França devolve quadros retirados a famílias judias

O Estado francês decidiu devolver sete quadros antigos a duas famílias judias que foram espoliadas durante a Segunda Guerra Mundial, na que é a maior devolução desde 2000, informou hoje o diário francês Le Monde.

A Comissão de Indemnização das Vítimas da Espoliação (CIVS, na sigla em Francês) recomendou em dezembro último ao Estado francês a restituição destas pinturas clássicas às famílias Wiener e Neumann, espoliadas nos anos quarenta, o que o Eliseu [sede da Presidência francesa] aceitou de imediato, se bem que não tenha determinado uma data para o fazer.

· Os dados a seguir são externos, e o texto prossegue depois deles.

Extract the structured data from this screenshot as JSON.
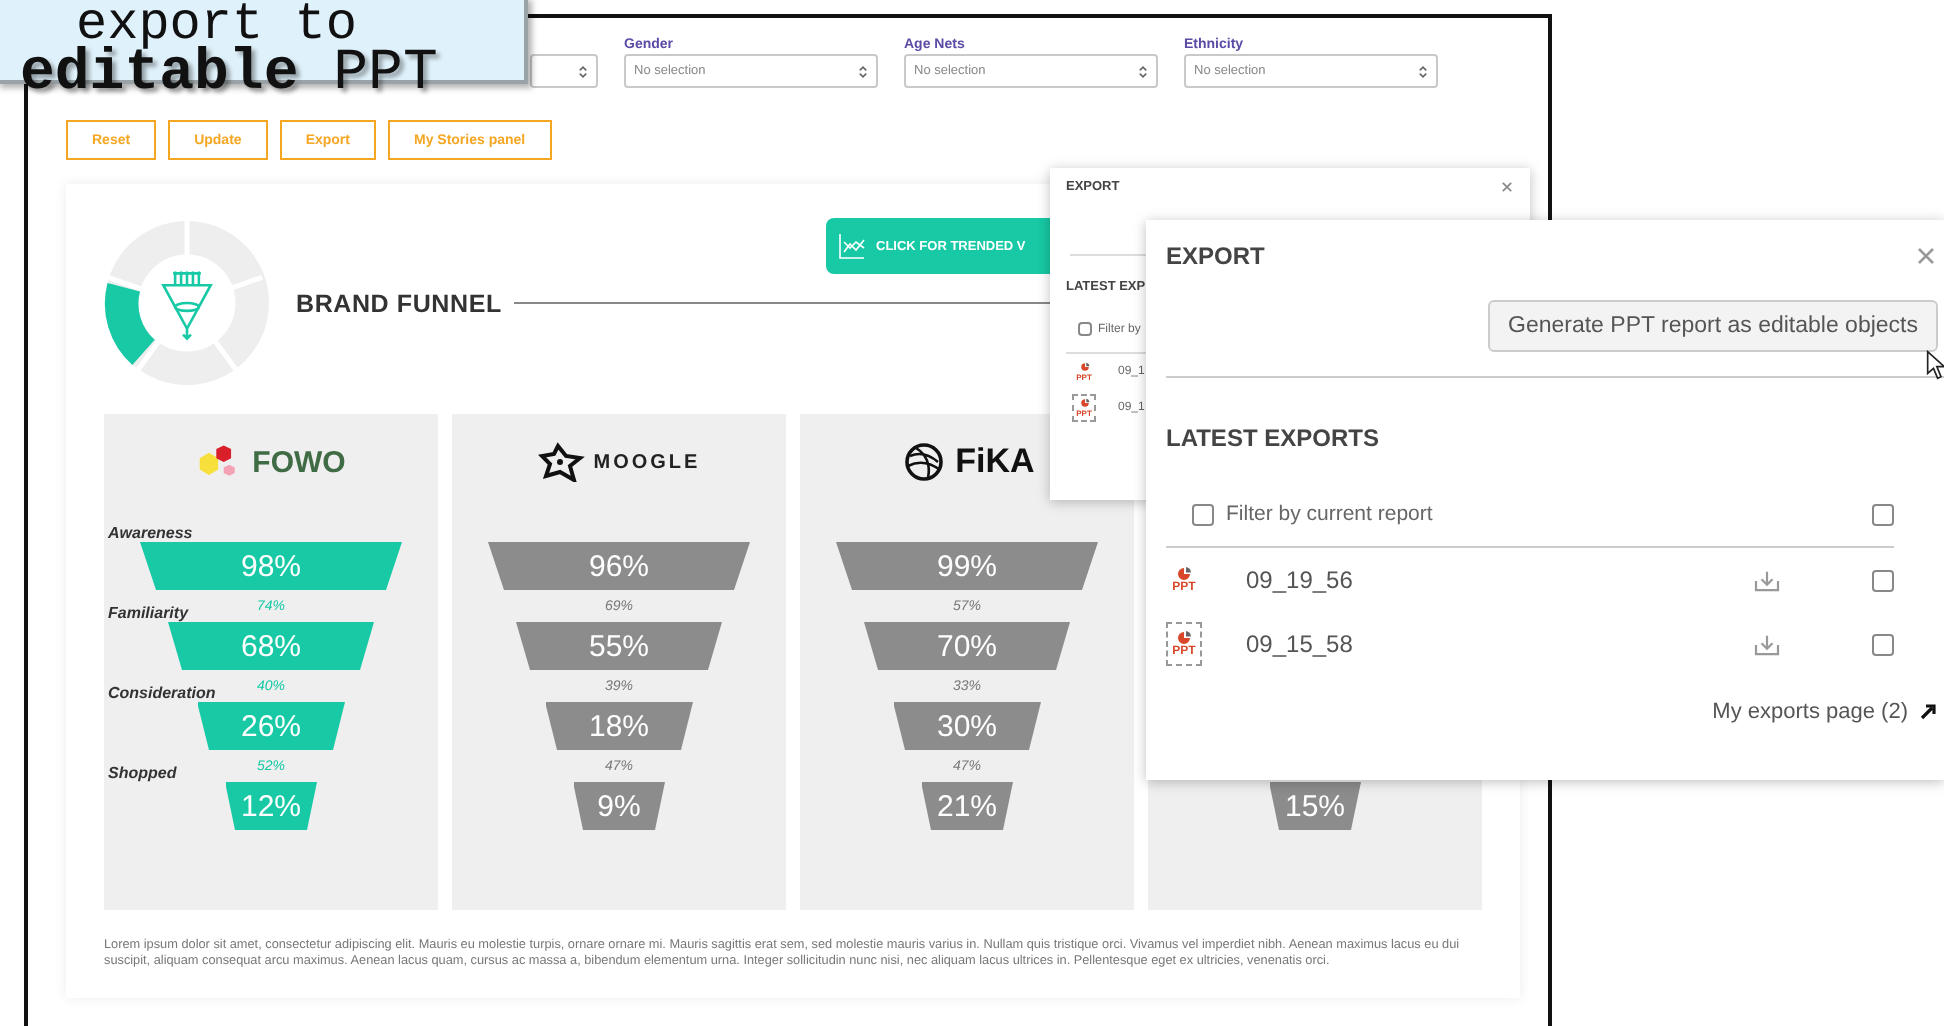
{
  "callout": {
    "lines": [
      "export to",
      "**editable** PPT"
    ]
  },
  "filters": [
    {
      "label": "Gender",
      "value": "No selection"
    },
    {
      "label": "Age Nets",
      "value": "No selection"
    },
    {
      "label": "Ethnicity",
      "value": "No selection"
    }
  ],
  "buttons": [
    "Reset",
    "Update",
    "Export",
    "My Stories panel"
  ],
  "panel": {
    "title": "BRAND FUNNEL",
    "trend_button": "CLICK FOR TRENDED V",
    "stages": [
      "Awareness",
      "Familiarity",
      "Consideration",
      "Shopped"
    ],
    "brands": [
      {
        "name": "FOWO",
        "kind": "hexagons",
        "highlighted": true,
        "stages": [
          {
            "value": "98%"
          },
          {
            "value": "68%",
            "conversion": "74%"
          },
          {
            "value": "26%",
            "conversion": "40%"
          },
          {
            "value": "12%",
            "conversion": "52%"
          }
        ]
      },
      {
        "name": "MOOGLE",
        "kind": "star",
        "highlighted": false,
        "stages": [
          {
            "value": "96%"
          },
          {
            "value": "55%",
            "conversion": "69%"
          },
          {
            "value": "18%",
            "conversion": "39%"
          },
          {
            "value": "9%",
            "conversion": "47%"
          }
        ]
      },
      {
        "name": "FiKA",
        "kind": "globe",
        "highlighted": false,
        "stages": [
          {
            "value": "99%"
          },
          {
            "value": "70%",
            "conversion": "57%"
          },
          {
            "value": "30%",
            "conversion": "33%"
          },
          {
            "value": "21%",
            "conversion": "47%"
          }
        ]
      },
      {
        "highlighted": false,
        "stages": [
          {
            "value": "15%"
          }
        ]
      }
    ],
    "footnote": "Lorem ipsum dolor sit amet, consectetur adipiscing elit. Mauris eu molestie turpis, ornare ornare mi. Mauris sagittis erat sem, sed molestie mauris varius in. Nullam quis tristique orci. Vivamus vel imperdiet nibh. Aenean maximus lacus eu dui suscipit, aliquam consequat arcu maximus. Aenean lacus quam, cursus ac massa a, bibendum elementum urna. Integer sollicitudin nunc nisi, nec aliquam lacus ultrices in. Pellentesque eget ex ultricies, venenatis orci."
  },
  "export_popup_back": {
    "title": "EXPORT",
    "section": "LATEST EXP",
    "filter": {
      "label": "Filter by",
      "checked": false
    },
    "rows": [
      {
        "name": "09_1",
        "kind": "ppt",
        "type": "PPT"
      },
      {
        "name": "09_1",
        "kind": "ppt-pending",
        "type": "PPT"
      }
    ]
  },
  "export_popup": {
    "title": "EXPORT",
    "generate_button": "Generate PPT report as editable objects",
    "section": "LATEST EXPORTS",
    "filter": {
      "label": "Filter by current report",
      "checked": false
    },
    "select_all": {
      "checked": false
    },
    "rows": [
      {
        "name": "09_19_56",
        "kind": "ppt",
        "type": "PPT",
        "checked": false
      },
      {
        "name": "09_15_58",
        "kind": "ppt-pending",
        "type": "PPT",
        "checked": false
      }
    ],
    "footer_link": "My exports page (2)"
  }
}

Depois de muitos anos de disputas e investigações, que envolveram diversas entidades e peritos, a historiadora austríaca Sophie Lillie, especialista em espoliações, encontrou em vários museus franceses quadros que os descendentes daquelas famílias estavam à procura.

O resultado só foi possível graças à 'revolução digital' e à comparação do catálogo de um leilão de objetos espoliados realizada em 1941 e ao registo MNR (Museus Nacionais Recuperação), siglas que dão nome à lista de quadros de origem desconhecida.

Os quadros são sete pinturas clássicas holandesas, italianas e alemãs, que estavam nos museus do Louvre (quatro) e de Tours, Saint-Etienne e Agen, para onde tinham sido enviados, depois de encontrados na Alemanha pelos aliados no final da guerra.

Os seus autores são Alessandro Longui, Sebastiano Ricci, Gaspare Diziani, Salavtor Francesco Fontebasso, Gaetano Gandolfi, François-Charles Palko e Pieter Jansz van Asch.

As obras estavam destinadas ao museu que Adolf Hitler pensava construir na cidade da sua infância, Linz, no nordeste da Áustria, então integrada no império Austro-Húngaro.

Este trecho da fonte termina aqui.